Politics Inc.
Is it political satire? Well, more or less at the center of Silver City there's a Bush-like family with a verbally, perhaps mentally, challenged son (Chris Cooper) who's running for Governor of a Western state. Is it a murder mystery? Well, there is this dead body found floating in a lake that everyone is either curious or elaborately incurious about. Is it an assault on America's environmental carelessness? Well, there are a lot of rich guys, led by Kris Kristofferson, doing shabby land deals that kill a lot of innocent fish.
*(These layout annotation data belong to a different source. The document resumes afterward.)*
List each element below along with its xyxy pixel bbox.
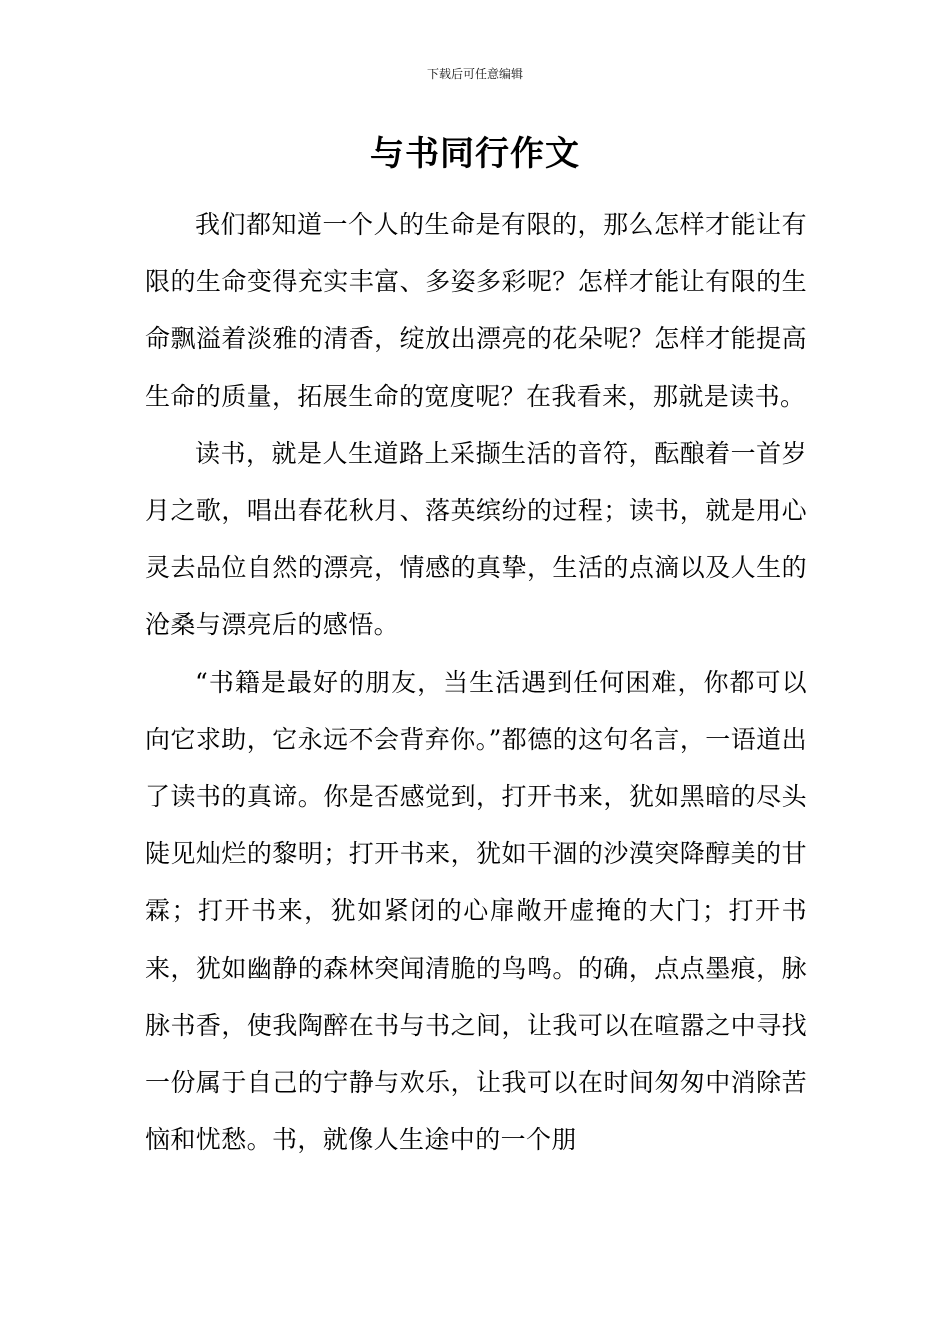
document-body (145, 196, 807, 1168)
document-title: 与书同行作文 (370, 134, 580, 174)
paragraph-2: 读书，就是人生道路上采撷生活的音符，酝酿着一首岁月之歌，唱出春花秋月、落英缤纷的过程；读书，就是用心灵去品位自然的漂亮，情感的真挚，生活的点滴以及人生的沧桑与漂亮后的感悟。 (145, 438, 807, 640)
header-note: 下载后可任意编辑 (426, 67, 523, 81)
paragraph-1: 我们都知道一个人的生命是有限的，那么怎样才能让有限的生命变得充实丰富、多姿多彩呢？怎样才能让有限的生命飘溢着淡雅的清香，绽放出漂亮的花朵呢？怎样才能提高生命的质量，拓展生命的宽度呢？在我看来，那就是读书。 (145, 210, 807, 411)
paragraph-3: “书籍是最好的朋友，当生活遇到任何困难，你都可以向它求助，它永远不会背弃你。”都德的这句名言，一语道出了读书的真谛。你是否感觉到，打开书来，犹如黑暗的尽头陡见灿烂的黎明；打开书来，犹如干涸的沙漠突降醇美的甘霖；打开书来，犹如紧闭的心扉敞开虚掩的大门；打开书来，犹如幽静的森林突闻清脆的鸟鸣。的确，点点墨痕，脉脉书香，使我陶醉在书与书之间，让我可以在喧嚣之中寻找一份属于自己的宁静与欢乐，让我可以在时间匆匆中消除苦恼和忧愁。书，就像人生途中的一个朋 (145, 667, 807, 1155)
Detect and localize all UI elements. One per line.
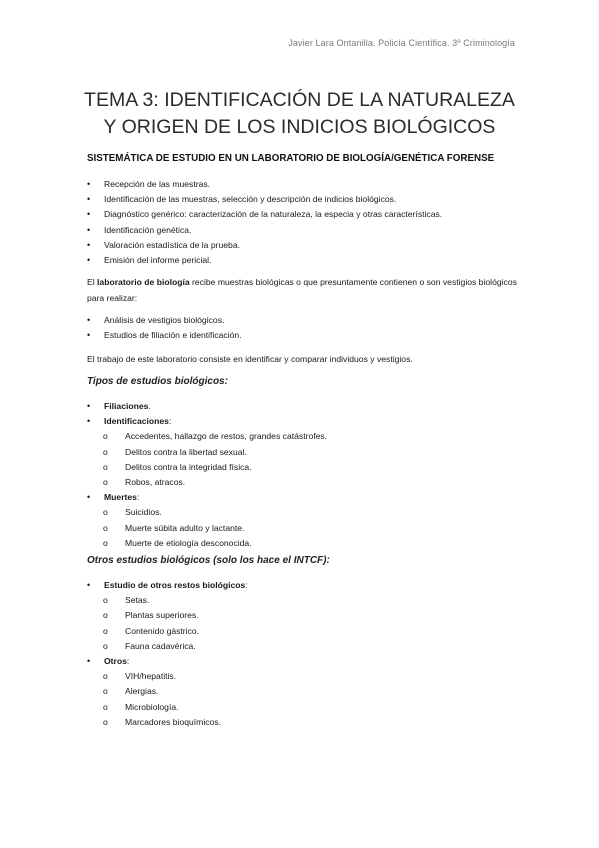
- sublist-container: [87, 505, 327, 551]
- sublist-container: [87, 593, 248, 654]
- item-suffix: :: [168, 416, 172, 427]
- section-heading-sistematica: SISTEMÁTICA DE ESTUDIO EN UN LABORATORIO DE BIOLOGÍA/GENÉTICA FORENSE: [87, 153, 495, 164]
- running-header: Javier Lara Ontanilla. Policía Científica. 3º Criminología: [288, 38, 515, 48]
- page-title: [60, 87, 539, 141]
- list-item: • Identificación de las muestras, selección y descripción de indicios biológicos.: [87, 192, 442, 207]
- list-item: • Valoración estadística de la prueba.: [87, 238, 442, 253]
- item-suffix: :: [245, 580, 248, 590]
- sub-item: o Robos, atracos.: [103, 475, 327, 490]
- sub-item: o Contenido gástrico.: [103, 624, 248, 639]
- sub-item: o Fauna cadavérica.: [103, 639, 248, 654]
- sub-item: o Microbiología.: [103, 700, 248, 715]
- sub-item: o Muerte súbita adulto y lactante.: [103, 521, 327, 536]
- item-label: Otros: [104, 655, 127, 666]
- item-label: Identificaciones: [104, 416, 169, 427]
- sublist-container: [87, 669, 248, 730]
- analisis-list: [87, 313, 242, 343]
- sub-item: o Delitos contra la libertad sexual.: [103, 445, 327, 460]
- list-item-restos: [87, 578, 248, 593]
- tipos-list: [87, 399, 327, 551]
- list-item: • Diagnóstico genérico: caracterización de la naturaleza, la especia y otras características.: [87, 207, 442, 222]
- para-bold: laboratorio de biología: [97, 277, 190, 287]
- sub-item: o Marcadores bioquímicos.: [103, 715, 248, 730]
- otros-sublist: [87, 669, 248, 730]
- list-item: • Análisis de vestigios biológicos.: [87, 313, 242, 328]
- sub-item: o Setas.: [103, 593, 248, 608]
- restos-sublist: [87, 593, 248, 654]
- item-suffix: :: [136, 492, 140, 503]
- paragraph-trabajo: El trabajo de este laboratorio consiste en identificar y comparar individuos y vestigios.: [87, 354, 413, 364]
- subheading-otros: Otros estudios biológicos (solo los hace el INTCF):: [87, 555, 330, 566]
- sub-item: o Plantas superiores.: [103, 608, 248, 623]
- subheading-tipos: Tipos de estudios biológicos:: [87, 376, 228, 387]
- item-suffix: :: [126, 655, 130, 666]
- item-label: Estudio de otros restos biológicos: [104, 580, 246, 590]
- sistematica-list: [87, 177, 442, 268]
- item-label: Filiaciones: [104, 401, 149, 411]
- item-suffix: .: [148, 401, 151, 411]
- paragraph-laboratorio: [87, 275, 517, 306]
- sub-item: o VIH/hepatitis.: [103, 669, 248, 684]
- sub-item: o Muerte de etiología desconocida.: [103, 536, 327, 551]
- list-item: • Identificación genética.: [87, 223, 442, 238]
- sub-item: o Alergias.: [103, 684, 248, 699]
- list-item: • Emisión del informe pericial.: [87, 253, 442, 268]
- list-item-muertes: [87, 490, 327, 505]
- sub-item: o Delitos contra la integridad física.: [103, 460, 327, 475]
- otros-list: [87, 578, 248, 730]
- list-item-identificaciones: [87, 414, 327, 429]
- para-rest: recibe muestras biológicas o que presuntamente contienen o son vestigios biológicos para realizar:: [87, 277, 517, 303]
- list-item-filiaciones: [87, 399, 327, 414]
- item-label: Muertes: [104, 492, 137, 503]
- list-item: • Recepción de las muestras.: [87, 177, 442, 192]
- list-item: • Estudios de filiación e identificación.: [87, 328, 242, 343]
- sublist-container: [87, 429, 327, 490]
- sub-item: o Suicidios.: [103, 505, 327, 520]
- identificaciones-sublist: [87, 429, 327, 490]
- title-line-2: Y ORIGEN DE LOS INDICIOS BIOLÓGICOS: [103, 116, 496, 139]
- title-line-1: TEMA 3: IDENTIFICACIÓN DE LA NATURALEZA: [84, 89, 515, 112]
- para-prefix: El: [87, 277, 98, 287]
- list-item-otros: [87, 654, 248, 669]
- muertes-sublist: [87, 505, 327, 551]
- sub-item: o Accedentes, hallazgo de restos, grandes catástrofes.: [103, 429, 327, 444]
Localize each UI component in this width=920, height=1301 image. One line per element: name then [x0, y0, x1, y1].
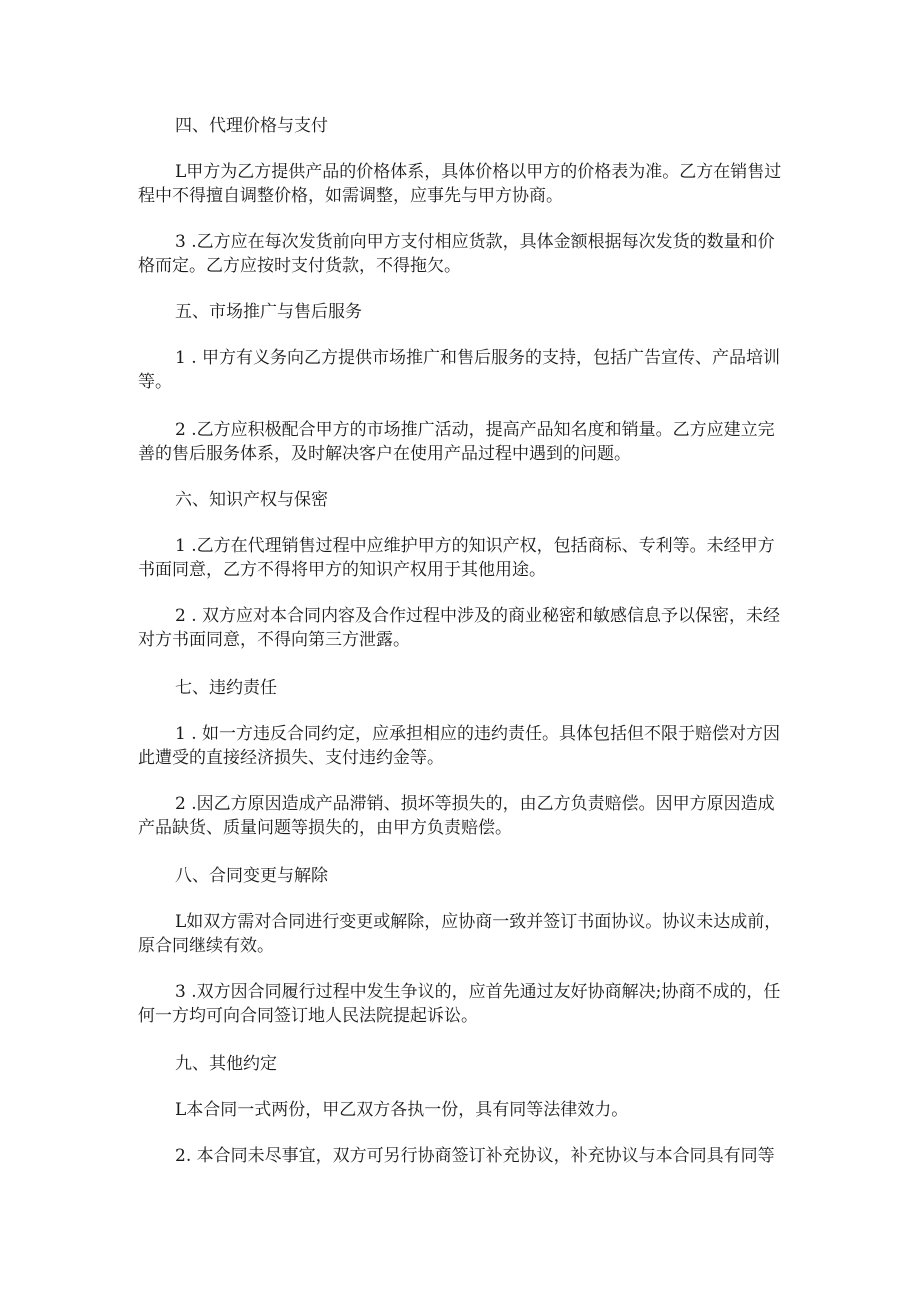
paragraph-5-2-line-1: 2 .乙方应积极配合甲方的市场推广活动，提高产品知名度和销量。乙方应建立完	[175, 420, 775, 440]
paragraph-7-1-line-2: 此遭受的直接经济损失、支付违约金等。	[138, 748, 444, 768]
paragraph-4-1-line-2: 程中不得擅自调整价格，如需调整，应事先与甲方协商。	[138, 186, 563, 206]
paragraph-9-1-line-1: L本合同一式两份，甲乙双方各执一份，具有同等法律效力。	[175, 1100, 629, 1120]
paragraph-4-2-line-2: 格而定。乙方应按时支付货款，不得拖欠。	[138, 256, 461, 276]
paragraph-8-1-line-1: L如双方需对合同进行变更或解除，应协商一致并签订书面协议。协议未达成前，	[175, 912, 782, 932]
paragraph-5-1-line-2: 等。	[138, 372, 172, 392]
section-heading-9: 九、其他约定	[175, 1054, 277, 1074]
section-heading-5: 五、市场推广与售后服务	[175, 302, 362, 322]
paragraph-7-2-line-1: 2 .因乙方原因造成产品滞销、损坏等损失的，由乙方负责赔偿。因甲方原因造成	[175, 794, 775, 814]
paragraph-8-2-line-1: 3 .双方因合同履行过程中发生争议的，应首先通过友好协商解决;协商不成的，任	[175, 982, 781, 1002]
paragraph-8-2-line-2: 何一方均可向合同签订地人民法院提起诉讼。	[138, 1006, 478, 1026]
section-heading-7: 七、违约责任	[175, 678, 277, 698]
paragraph-8-1-line-2: 原合同继续有效。	[138, 936, 274, 956]
paragraph-6-2-line-1: 2 . 双方应对本合同内容及合作过程中涉及的商业秘密和敏感信息予以保密，未经	[175, 606, 781, 626]
paragraph-5-1-line-1: 1 . 甲方有义务向乙方提供市场推广和售后服务的支持，包括广告宣传、产品培训	[175, 348, 781, 368]
paragraph-9-2-line-1: 2. 本合同未尽事宜，双方可另行协商签订补充协议，补充协议与本合同具有同等	[175, 1146, 775, 1166]
paragraph-4-1-line-1: L甲方为乙方提供产品的价格体系，具体价格以甲方的价格表为准。乙方在销售过	[175, 162, 782, 182]
paragraph-5-2-line-2: 善的售后服务体系，及时解决客户在使用产品过程中遇到的问题。	[138, 444, 631, 464]
paragraph-6-1-line-2: 书面同意，乙方不得将甲方的知识产权用于其他用途。	[138, 560, 546, 580]
paragraph-7-1-line-1: 1 . 如一方违反合同约定，应承担相应的违约责任。具体包括但不限于赔偿对方因	[175, 724, 781, 744]
section-heading-6: 六、知识产权与保密	[175, 490, 328, 510]
paragraph-4-2-line-1: 3 .乙方应在每次发货前向甲方支付相应货款，具体金额根据每次发货的数量和价	[175, 232, 775, 252]
paragraph-6-2-line-2: 对方书面同意，不得向第三方泄露。	[138, 630, 410, 650]
paragraph-6-1-line-1: 1 .乙方在代理销售过程中应维护甲方的知识产权，包括商标、专利等。未经甲方	[175, 536, 775, 556]
paragraph-7-2-line-2: 产品缺货、质量问题等损失的，由甲方负责赔偿。	[138, 818, 512, 838]
section-heading-4: 四、代理价格与支付	[175, 116, 328, 136]
section-heading-8: 八、合同变更与解除	[175, 866, 328, 886]
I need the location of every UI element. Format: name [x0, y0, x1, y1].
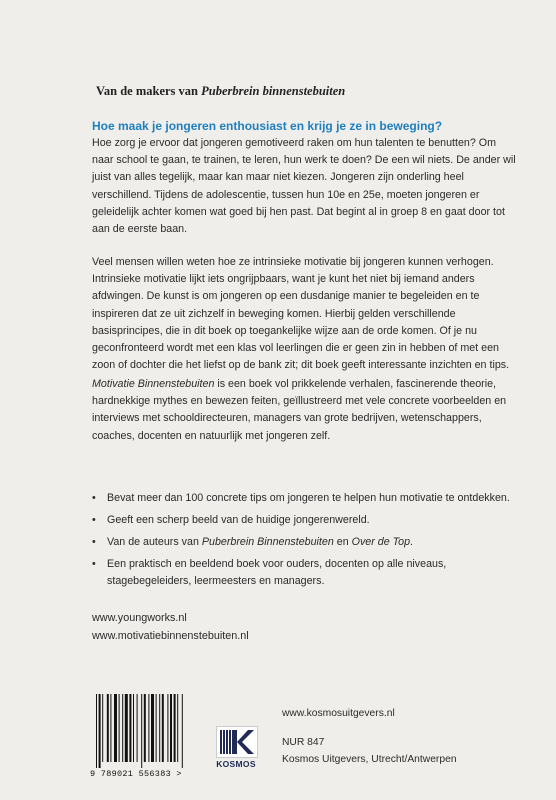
intro-prefix: Van de makers van — [96, 84, 202, 98]
kosmos-logo — [214, 726, 258, 772]
book-title: Motivatie Binnenstebuiten — [92, 378, 215, 390]
book-title: Over de Top — [351, 536, 411, 548]
paragraph-1: Hoe zorg je ervoor dat jongeren gemotiveerd raken om hun talenten te benutten? Om naar school te gaan, te trainen, te leren, hun werk te doen? De een wil niets. De ander wil juist van alles tegelijk, maar kan maar niet kiezen. Jongeren zijn onderling heel verschillend. Tijdens de adolescentie, tussen hun 10e en 25e, moeten jongeren er geleidelijk achter komen wat goed bij hen past. Dat begint al in groep 8 en gaat door tot aan de eerste baan. — [92, 137, 516, 236]
barcode-bar — [182, 694, 183, 768]
barcode-bars — [96, 694, 196, 768]
bullet-icon: • — [92, 514, 96, 526]
list-item — [92, 556, 516, 590]
barcode-bar — [129, 694, 131, 762]
bullet-icon: • — [92, 536, 96, 548]
list-item — [92, 490, 516, 507]
nur-code: NUR 847 — [282, 737, 325, 748]
list-item — [92, 534, 516, 551]
list-item — [92, 512, 516, 529]
barcode-bar — [110, 694, 111, 762]
barcode-bar — [170, 694, 172, 762]
website-motivatie: www.motivatiebinnenstebuiten.nl — [92, 630, 249, 642]
barcode-bar — [133, 694, 134, 762]
bullet-icon: • — [92, 558, 96, 570]
kosmos-k-icon — [217, 727, 257, 757]
bullet-text — [107, 536, 413, 548]
barcode-bar — [159, 694, 160, 762]
intro-book-title: Puberbrein binnenstebuiten — [201, 84, 346, 98]
website-youngworks: www.youngworks.nl — [92, 612, 187, 624]
book-title: Puberbrein Binnenstebuiten — [201, 536, 334, 548]
bullet-text: Bevat meer dan 100 concrete tips om jongeren te helpen hun motivatie te ontdekken. — [107, 492, 510, 504]
barcode-bar — [162, 694, 164, 762]
barcode-bar — [102, 694, 103, 762]
intro-line — [96, 84, 516, 99]
bullet-list — [92, 490, 516, 595]
barcode-bar — [125, 694, 128, 762]
barcode — [90, 694, 202, 790]
kosmos-logo-name: KOSMOS — [216, 759, 256, 769]
bullet-text: Een praktisch en beeldend boek voor ouders, docenten op alle niveaus, stagebegeleiders, leermeesters en managers. — [107, 558, 447, 587]
barcode-bar — [156, 694, 157, 762]
bullet-text-part: . — [410, 536, 414, 548]
paragraph-2: Veel mensen willen weten hoe ze intrinsieke motivatie bij jongeren kunnen verhogen. Intrinsieke motivatie lijkt iets ongrijpbaars, want je kunt het niet bij iemand anders afdwingen. De kunst is om jongeren op een dusdanige manier te begeleiden en te inspireren dat ze uit zichzelf in beweging komen. Hierbij gelden verschillende basisprincipes, die in dit boek op toegankelijke wijze aan de orde komen. Of je nu geconfronteerd wordt met een klas vol leerlingen die er geen zin in hebben of met een zoon of dochter die het liefst op de bank zit; dit boek geeft interessante inzichten en tips. — [92, 256, 510, 372]
barcode-bar — [167, 694, 168, 762]
barcode-bar — [122, 694, 123, 762]
bullet-text: Geeft een scherp beeld van de huidige jongerenwereld. — [107, 514, 370, 526]
publisher-name: Kosmos Uitgevers, Utrecht/Antwerpen — [282, 754, 457, 765]
bullet-text-part: en — [333, 536, 352, 548]
headline: Hoe maak je jongeren enthousiast en krijg je ze in beweging? — [92, 119, 443, 133]
barcode-number: 9 789021 556383 > — [90, 769, 182, 779]
barcode-bar — [141, 694, 142, 768]
kosmos-logo-mark — [216, 726, 258, 758]
paragraph-3 — [92, 376, 516, 445]
barcode-bar — [119, 694, 120, 762]
barcode-bar — [174, 694, 176, 762]
barcode-bar — [177, 694, 178, 762]
barcode-bar — [137, 694, 138, 762]
barcode-bar — [99, 694, 101, 768]
barcode-bar — [151, 694, 154, 762]
bullet-text-part: Van de auteurs van — [107, 536, 202, 548]
barcode-bar — [148, 694, 149, 762]
barcode-bar — [96, 694, 97, 768]
bullet-icon: • — [92, 492, 96, 504]
barcode-bar — [107, 694, 109, 762]
barcode-bar — [144, 694, 146, 762]
barcode-bar — [114, 694, 117, 762]
paragraph-3-text: is een boek vol prikkelende verhalen, fascinerende theorie, hardnekkige mythes en bewezen feiten, geïllustreerd met vele concrete voorbeelden en interviews met schooldirecteuren, managers van grote bedrijven, wetenschappers, coaches, docenten en natuurlijk met jongeren zelf. — [92, 378, 507, 442]
publisher-website: www.kosmosuitgevers.nl — [282, 708, 395, 719]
Mostly, though, John Sayles' new movie is an uninvolving muddle. At his best, which is often very good (Sunshine State, Men with Guns, Lone Star), Sayles is a master of the multilayered, multicharacter narrative, taking a dim but not entirely hopeless view of human nature. This time, though, he is betrayed by a languid style (long, distancing Steadicam takes) and a group of good actors who resolutely refuse to take charge of their characters' destinies or the plot's point. Aside from a couple of energetic performances by Richard Dreyfuss and Daryl Hannah, the actors stand around doing exposition or, alternatively, miming puzzlement. The largest offender in this regard is Danny Huston, who plays the lead, an investigative reporter turned private eye, and is loxlike in his lack of any emotion aside from Weltschmerz.
Maybe in this electoral season, when for once our politics are full of high passion (not to mention high dudgeon), Silver City suffers by comparison with reality. Michael Moore, among others, has either raised or lowered the bar on cinematic political discourse. For our sins, we now want something more gripping in tone than an earnest, wearying docudrama. This isn't it.